When the CISO office was responsible for medical device security, HICP coverage increased from 45% without ownership to 63% with full ownership.
THE BIG TREND
Collaboration across the sector is crucial as cybercrime-as-a-service is on the rise.
Gaudet and others are calling for Meaningful Protection, a legislative proposal that would model a federal cybersecurity investment program after one designed to increase the use of electronic health records.
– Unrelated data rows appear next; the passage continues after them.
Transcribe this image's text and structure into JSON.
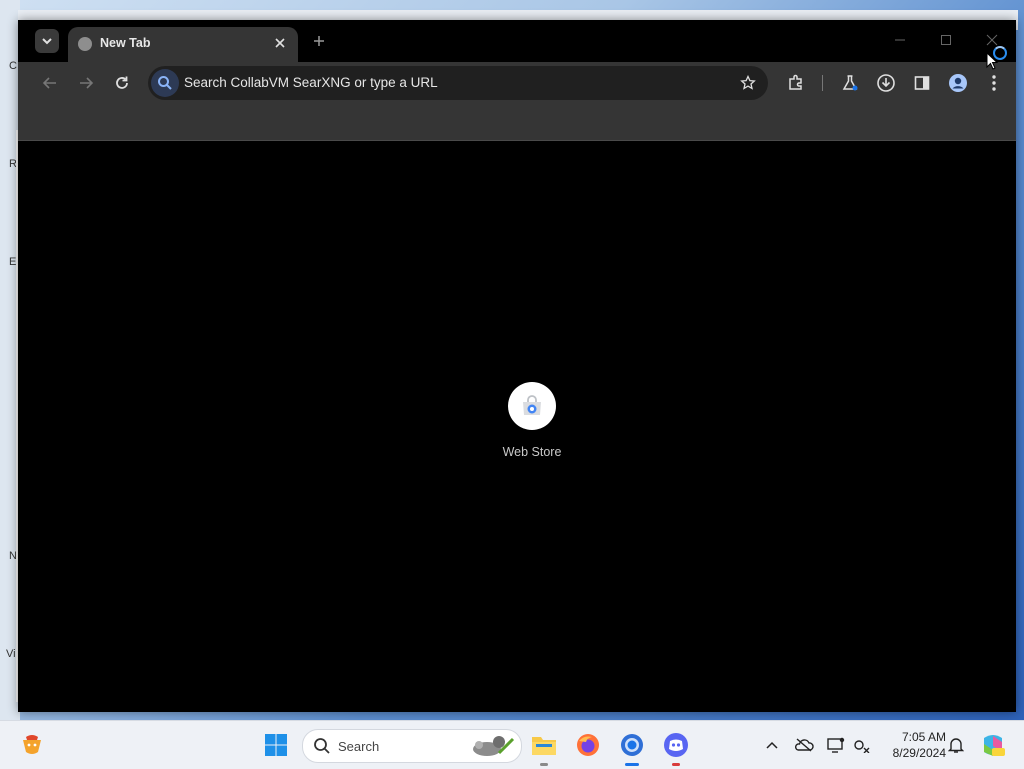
{
  "desktop": {
    "letters": [
      "C",
      "R",
      "E",
      "N",
      "Vi"
    ]
  },
  "browser": {
    "tab": {
      "title": "New Tab",
      "close_glyph": "✕"
    },
    "new_tab_glyph": "+",
    "window_controls": {
      "minimize": "─",
      "maximize": "☐",
      "close": "✕"
    },
    "toolbar": {
      "back_glyph": "←",
      "forward_glyph": "→",
      "omnibox_placeholder": "Search CollabVM SearXNG or type a URL"
    },
    "shortcuts": [
      {
        "label": "Web Store"
      }
    ]
  },
  "taskbar": {
    "search_placeholder": "Search",
    "clock": {
      "time": "7:05 AM",
      "date": "8/29/2024"
    },
    "apps": [
      "file-explorer",
      "firefox",
      "chrome",
      "discord"
    ]
  },
  "colors": {
    "chrome_dark": "#353535",
    "omnibox_bg": "#202020",
    "accent_blue": "#1a73e8"
  }
}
“To truly transform healthcare cybersecurity, the U.S. government should consider modeling a cybersecurity investment program after meaningful use – namely the ‘meaningful protection’ of patient safety, data, and care delivery operations achieved through a combination of incentives and penalties in over time.” Gaudet prescribed Forbes on strategies and next steps to protect healthcare organizations from ransomware and other disruptions from cyber attacks.
ON THE RECORD
“By comparing the performance and maturity of cybersecurity programs against peer organizations, IT/security teams can identify where critical security gaps currently exist, prioritize the allocation of scarce resources, and help justify future cybersecurity investments to their boards to improve overall business more resilient – and safer for patients,” Gaudet said in the 405(d) newsletter.
Andrea Fox is editor-in-chief of Healthcare IT News.
Email: afox@himss.org
Healthcare IT News is a HIMSS Media publication.